I mercati di Luglio 2021
Il mese di luglio è stato caratterizzato da un marcato indebolimento della narrativa reflazionistica: la rapida diffusione della variante Delta ha alimentato i dubbi sulla sostenibilità della ripresa economica, mentre l'inasprimento normativo deliberato dalle autorità cinesi ha innescato un violento sell-off sulle borse asiatiche. Le ripercussioni per i mercati azionari dei paesi sviluppati sono state limitate, complici le indicazioni molto positive sui fondamentali aziendali emerse durante la stagione di pubblicazione delle trimestrali e il supporto dei policy makers: l'indice MSCI azionario globale All Countries ha registrato una performance positiva per il sesto mese consecutivo, la stringa più lunga da gennaio 2018 (per lo Stoxx Europe 600, dal 2013).
Per quanto riguarda i mercati obbligazionari, in particolare, il timore che la recrudescenza della pandemia e la reintroduzione di misure restrittive rallentino la crescita si è tradotto in un marcato calo dei rendimenti governativi, accentuato dalla conferma di un orientamento conciliante da parte delle banche centrali: durante le riunioni ufficiali in programma a luglio, la Fed ha continuato a ribadire che le pressioni sull'inflazione sono transitorie e i progressi sul mercato del lavoro non ancora “sostanziali", mentre la BCE ha rivisto la forward guidance sui tassi in una direzione ancor più accomodante, in coerenza con la variazione dell'obiettivo di inflazione avvenuta al termine della review strategica. I rendimenti di Treasury e Bund decennali sono scesi di circa 25 punti base, trainati dalla componente dei tassi reali, e l'indice BofA ML delle obbligazioni governative globali ha registrato l'apprezzamento mensile più sostenuto da febbraio 2020. I BTP hanno risentito solo in parte del clima di incertezza e lo spread rispetto al Bund sì è mantenuto all'interno di un canale piuttosto stretto, in area 100-110 punti base.
La volatilità sul mercato delle obbligazioni societarie è rimasta eccezionalmente depressa. Il comparto investment grade ha ottenuto una performance superiore rispetto agli high yield, penalizzati dalla minore esposizione al rischio tasso e da un modesto allargamento degli spread che ha colpito le fasce di rating più basse, evidente anche nel comparto del debito dei paesi emergenti.
Il marginale apprezzamento registrato dagli indici azionari globali maschera una profonda dispersione fra le performance delle diverse aree geografiche: le borse dei paesi asiatici sono state affossate dall'esplosione dei contagi e dalla stretta normativa cinese, mentre i listini dei paesi sviluppati sono saliti quasi ovunque; ad offrire le soddisfazioni maggiori gli Stati Uniti, sostenuti dal raggiungimento di un accordo bipartisan sul piano infrastrutturale e da una reporting season decisamente brillante (a fine luglio, l'86% delle società che avevano pubblicato i risultati trimestrali aveva battuto le stime degli analisti, con una crescita degli utili su base annua di oltre il 90%). A livello settoriale, il calo dei tassi ha spinto gli investitori a privilegiare comparti long-duration o difensivi: tecnologia in Area Euro, immobiliare e healthcare negli USA; sotto pressione energia e finanziari.
I mercati valutari sono stati caratterizzati dal consolidamento del dollaro e da un rafforzamento generalizzato delle valute rifugio, concentrato nelle giornate di maggior volatilità. Positiva anche la sterlina, favorita dal miglioramento della situazione sul fronte epidemiologico, mentre le commodity currencies sono state oggetto di prese di profitto.
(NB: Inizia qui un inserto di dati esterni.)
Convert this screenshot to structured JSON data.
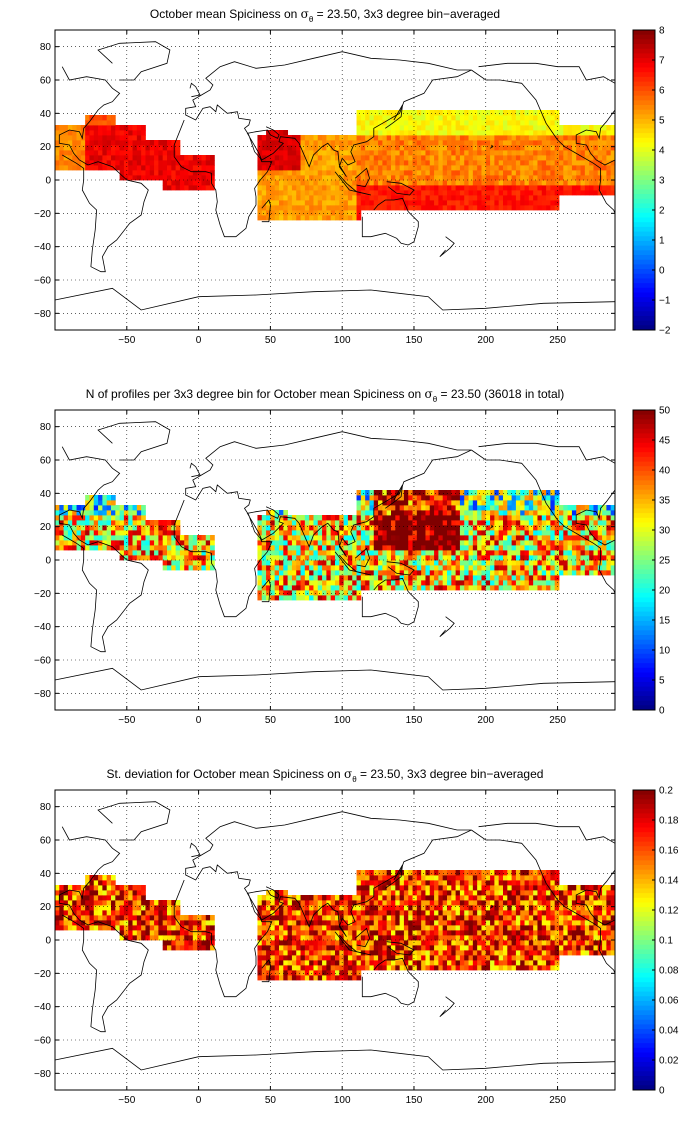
{
  "panels": [
    {
      "title_prefix": "October mean Spiciness on ",
      "title_sigma": "σ",
      "title_sub": "θ",
      "title_suffix": " = 23.50, 3x3 degree bin−averaged",
      "colorbar_ticks": [
        "8",
        "7",
        "6",
        "5",
        "4",
        "3",
        "2",
        "1",
        "0",
        "−1",
        "−2"
      ],
      "colorbar_range": [
        -2,
        8
      ],
      "field": "spiciness"
    },
    {
      "title_prefix": "N of profiles per 3x3 degree bin for October mean Spiciness on ",
      "title_sigma": "σ",
      "title_sub": "θ",
      "title_suffix": " = 23.50 (36018 in total)",
      "colorbar_ticks": [
        "50",
        "45",
        "40",
        "35",
        "30",
        "25",
        "20",
        "15",
        "10",
        "5",
        "0"
      ],
      "colorbar_range": [
        0,
        50
      ],
      "field": "count"
    },
    {
      "title_prefix": "St. deviation for October mean Spiciness on ",
      "title_sigma": "σ",
      "title_sub": "θ",
      "title_suffix": " = 23.50, 3x3 degree bin−averaged",
      "colorbar_ticks": [
        "0.2",
        "0.18",
        "0.16",
        "0.14",
        "0.12",
        "0.1",
        "0.08",
        "0.06",
        "0.04",
        "0.02",
        "0"
      ],
      "colorbar_range": [
        0,
        0.2
      ],
      "field": "std"
    }
  ],
  "map": {
    "x_ticks": [
      "−50",
      "0",
      "50",
      "100",
      "150",
      "200",
      "250"
    ],
    "y_ticks": [
      "80",
      "60",
      "40",
      "20",
      "0",
      "−20",
      "−40",
      "−60",
      "−80"
    ],
    "lon_range": [
      -100,
      290
    ],
    "lat_range": [
      -90,
      90
    ],
    "grid": "dotted",
    "colormap": "jet"
  }
}
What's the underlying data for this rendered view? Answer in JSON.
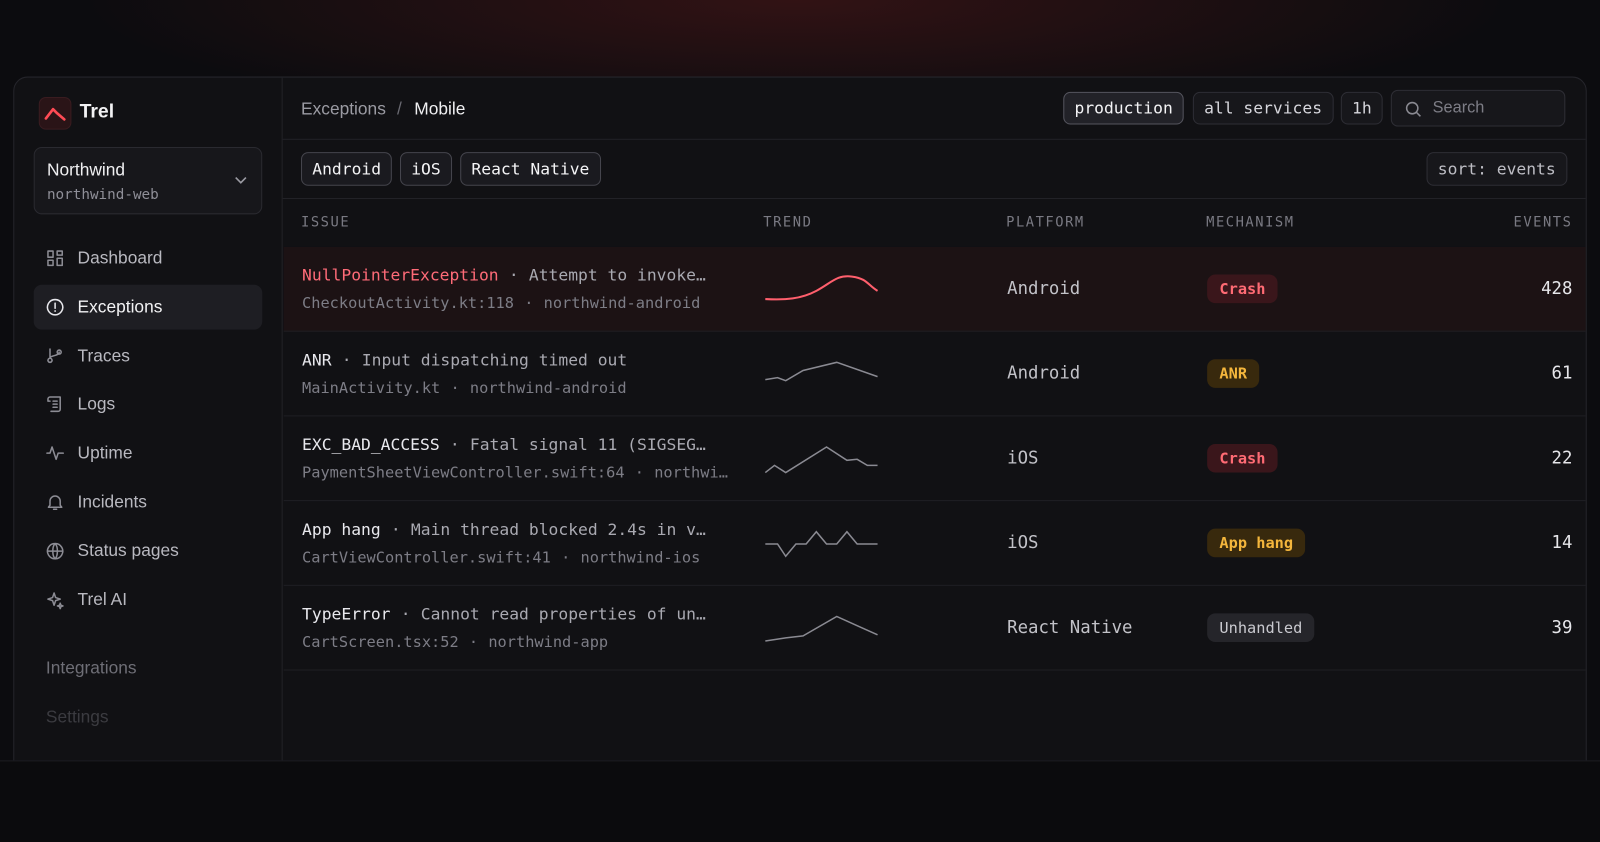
{
  "app": {
    "name": "Trel"
  },
  "workspace": {
    "name": "Northwind",
    "project": "northwind-web"
  },
  "nav": [
    "Dashboard",
    "Exceptions",
    "Traces",
    "Logs",
    "Uptime",
    "Incidents",
    "Status pages",
    "Trel AI"
  ],
  "active_nav": 1,
  "nav_secondary": [
    "Integrations",
    "Settings"
  ],
  "breadcrumb": [
    "Exceptions",
    "Mobile"
  ],
  "breadcrumb_separator": "/",
  "header_filters": [
    "production",
    "all services",
    "1h"
  ],
  "active_header_filter": 0,
  "search_placeholder": "Search",
  "platform_filters": [
    "Android",
    "iOS",
    "React Native"
  ],
  "sort": "sort: events",
  "separator": "·",
  "table": {
    "columns": [
      "ISSUE",
      "TREND",
      "PLATFORM",
      "MECHANISM",
      "EVENTS"
    ],
    "rows": [
      {
        "type": "NullPointerException",
        "message": "Attempt to invoke…",
        "location": "CheckoutActivity.kt:118",
        "service": "northwind-android",
        "platform": "Android",
        "mechanism": "Crash",
        "events": 428
      },
      {
        "type": "ANR",
        "message": "Input dispatching timed out",
        "location": "MainActivity.kt",
        "service": "northwind-android",
        "platform": "Android",
        "mechanism": "ANR",
        "events": 61
      },
      {
        "type": "EXC_BAD_ACCESS",
        "message": "Fatal signal 11 (SIGSEG…",
        "location": "PaymentSheetViewController.swift:64",
        "service": "northwi…",
        "platform": "iOS",
        "mechanism": "Crash",
        "events": 22
      },
      {
        "type": "App hang",
        "message": "Main thread blocked 2.4s in v…",
        "location": "CartViewController.swift:41",
        "service": "northwind-ios",
        "platform": "iOS",
        "mechanism": "App hang",
        "events": 14
      },
      {
        "type": "TypeError",
        "message": "Cannot read properties of un…",
        "location": "CartScreen.tsx:52",
        "service": "northwind-app",
        "platform": "React Native",
        "mechanism": "Unhandled",
        "events": 39
      }
    ]
  }
}
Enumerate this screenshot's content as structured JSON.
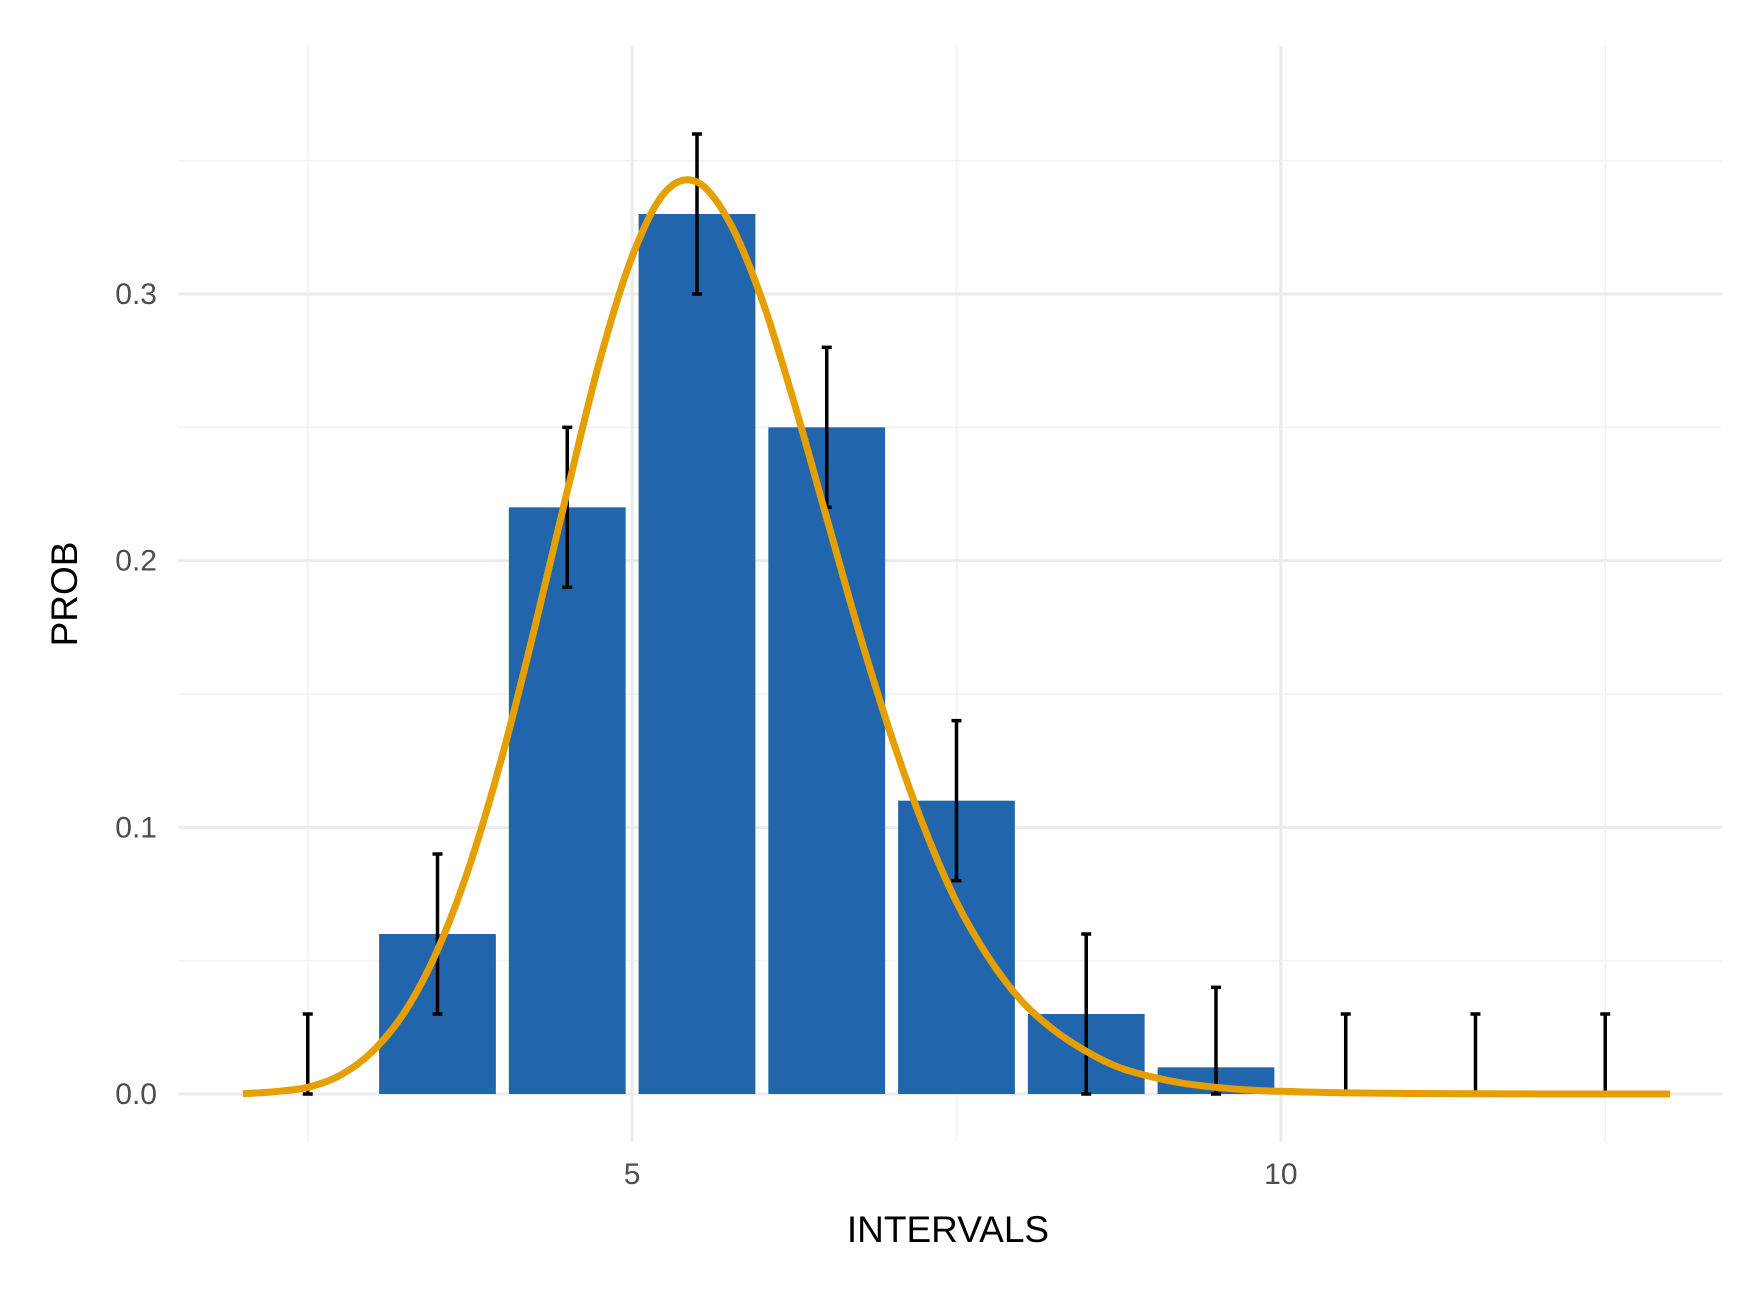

Le valute del comparto emergente hanno registrato performance miste: la lira turca è stata premiata dopo la revisione al rialzo delle stime sull'inflazione da parte della banca centrale, mentre il real brasiliano è stato duramente colpito per le preoccupazioni sulla sostenibilità delle politiche di bilancio.
Le materie prime hanno chiuso il mese in territorio positivo, seppur con guadagni limitati e una volatilità a tratti importante, specie nel caso del petrolio. I movimenti più robusti sono stato osservati sul rame, complici i rischi di sciopero nella miniera cilena di Escondida (la più grande al mondo), e l'oro, favorito dal crollo dei tassi reali statunitensi.